Proposed IRS Rule Could Help Spur on the Decline of the American Family Farm

By Arizona Farm Bureau Government Relations Manager Anna Kennedy Otto: The Arizona Farm Bureau is comprised of around 2,500 farm and ranch families from all across the state (not counting the 20,005 Arizona farms and ranches the USDA counts overall; over 50% are on tribal lands). As small business owners, many of our members would be negatively impacted by the Internal Revenue Service’s (IRS) proposed rule that changes the manner in which business assets are valued for estate tax purposes. As drafted, the proposed regulations will make it more difficult for families to offer ownership to family members who are well positioned to continue operating the business when there is a death in the family.

The Dinsmore Farms, Inc., represents a 4th-generation farm in Yuma, Arizona. How will the proposed IRS rule impact them if the 5th generation wants to farm? Arizona Farm Bureau suggests that this new rule will harm families' efforts to transition the farm to the next generation. Photo courtesy Yuma farmer Jonathan Dinsmore. 

Arizona Farm Bureau submitted a letter via the Federal Rulemaking portal in opposition to the IRS’s proposed rule.

For a number of business and financial reasons, farms and ranches are often organized as family partnerships, LLCs or family owned corporations. Under current rules, the value of inherited family business assets can be discounted because of lack of marketability and minority discount. Under lack of marketability, values can be reduced because heirs cannot easily sell their share of the family business. For example, a person who inherits part of a farm or ranch may find it difficult to find a buyer who wants to be in the business partnership. With minority discounts, values can be reduced if the heirs do not have control over their share of the business. This happens when a person inherits less than half of a farm and cannot unilaterally make business decisions. Under the proposed rule, farm and ranch families would lose these important estate planning tools.

The National Association of Conservation Districts (NACD) also filed in opposition to the proposed IRS Rule. The NACD has three main concerns that follow:

  • Reduce the money farms have available to invest in on-farm conservation practices;
  • Compromise the ability of family farms to remain intact after intergenerational transfer; and
  • Change the rules and policies that families have known, used, and based their planning decisions on.

Said the NACD Submission: “NACD supports the use of financial assistance to support on-farm investments in conservation. The proposed rule change does precisely the opposite. Rather than freeing up additional money that could be used to implement voluntary conservation, the proposed change would increase the tax burden on farms. The opportunity cost of this tax would be less on-farm conservation and few soil health, water quality, and wildlife habitat benefits. We strongly urge the IRS to consider how this change would disincentivize farm families –the people who are responsible for producing this country’s food, fuel, and fiber – from implementing needed conservation practices on their land.”

Additionally, Arizona Farm Bureau understands that tax issues are complex and technical in nature.
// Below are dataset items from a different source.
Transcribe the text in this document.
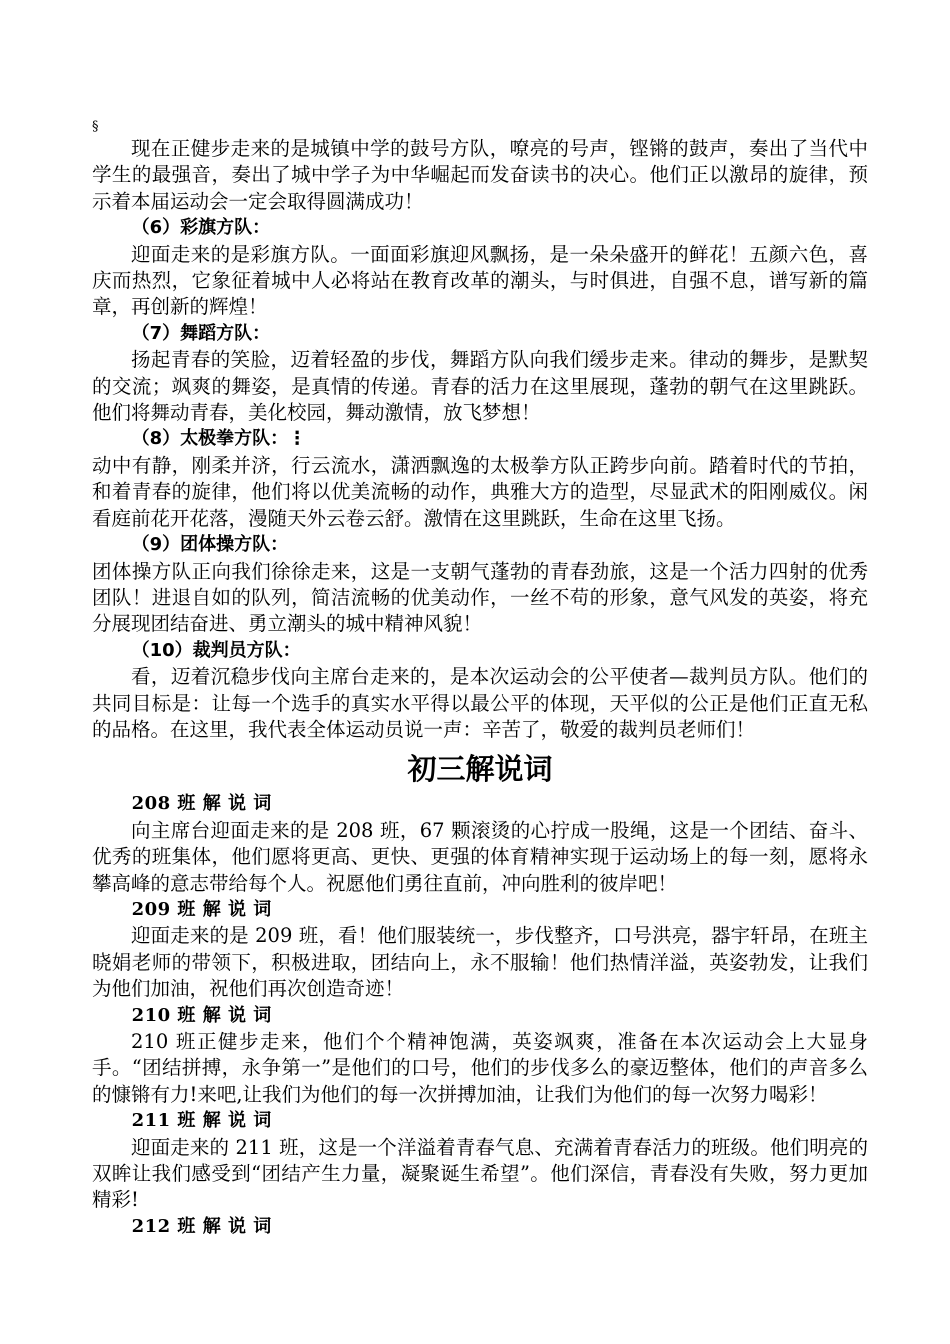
§

现在正健步走来的是城镇中学的鼓号方队，嘹亮的号声，铿锵的鼓声，奏出了当代中学生的最强音，奏出了城中学子为中华崛起而发奋读书的决心。他们正以激昂的旋律，预示着本届运动会一定会取得圆满成功！

（6）彩旗方队：

迎面走来的是彩旗方队。一面面彩旗迎风飘扬，是一朵朵盛开的鲜花！五颜六色，喜庆而热烈，它象征着城中人必将站在教育改革的潮头，与时俱进，自强不息，谱写新的篇章，再创新的辉煌！

（7）舞蹈方队：

扬起青春的笑脸，迈着轻盈的步伐，舞蹈方队向我们缓步走来。律动的舞步，是默契的交流；飒爽的舞姿，是真情的传递。青春的活力在这里展现，蓬勃的朝气在这里跳跃。他们将舞动青春，美化校园，舞动激情，放飞梦想！

（8）太极拳方队：⋮

动中有静，刚柔并济，行云流水，潇洒飘逸的太极拳方队正跨步向前。踏着时代的节拍，和着青春的旋律，他们将以优美流畅的动作，典雅大方的造型，尽显武术的阳刚威仪。闲看庭前花开花落，漫随天外云卷云舒。激情在这里跳跃，生命在这里飞扬。

（9）团体操方队：

团体操方队正向我们徐徐走来，这是一支朝气蓬勃的青春劲旅，这是一个活力四射的优秀团队！进退自如的队列，简洁流畅的优美动作，一丝不苟的形象，意气风发的英姿，将充分展现团结奋进、勇立潮头的城中精神风貌！

（10）裁判员方队：

看，迈着沉稳步伐向主席台走来的，是本次运动会的公平使者—裁判员方队。他们的共同目标是：让每一个选手的真实水平得以最公平的体现，天平似的公正是他们正直无私的品格。在这里，我代表全体运动员说一声：辛苦了，敬爱的裁判员老师们！

初三解说词
208 班 解 说 词

向主席台迎面走来的是 208 班，67 颗滚烫的心拧成一股绳，这是一个团结、奋斗、优秀的班集体，他们愿将更高、更快、更强的体育精神实现于运动场上的每一刻，愿将永攀高峰的意志带给每个人。祝愿他们勇往直前，冲向胜利的彼岸吧！

209 班 解 说 词

迎面走来的是 209 班，看！他们服装统一，步伐整齐，口号洪亮，器宇轩昂，在班主晓娟老师的带领下，积极进取，团结向上，永不服输！他们热情洋溢，英姿勃发，让我们为他们加油，祝他们再次创造奇迹！

210 班 解 说 词

210 班正健步走来，他们个个精神饱满，英姿飒爽，准备在本次运动会上大显身手。“团结拼搏，永争第一”是他们的口号，他们的步伐多么的豪迈整体，他们的声音多么的慷锵有力!来吧,让我们为他们的每一次拼搏加油，让我们为他们的每一次努力喝彩！

211 班 解 说 词

迎面走来的 211 班，这是一个洋溢着青春气息、充满着青春活力的班级。他们明亮的双眸让我们感受到“团结产生力量，凝聚诞生希望”。他们深信，青春没有失败，努力更加精彩!

212 班 解 说 词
As members of the American Farm Bureau Federation, we support the technical comments they are submitting to this docket.

The transfer of ownership from one generation to the next is already a burdensome endeavor and should not need to be impacted further by increased estate taxes. The proposed regulations fail to consider the concerns and economic realities of farm and ranch owned businesses and we respectfully request the Treasury Department withdraw the proposed rule.

As highlighted by the United Stated Department of Agriculture (USDA), 97% of our farms and ranches are family owned, let’s not create another burden and hardship on family farms that prevent them from staying family farms.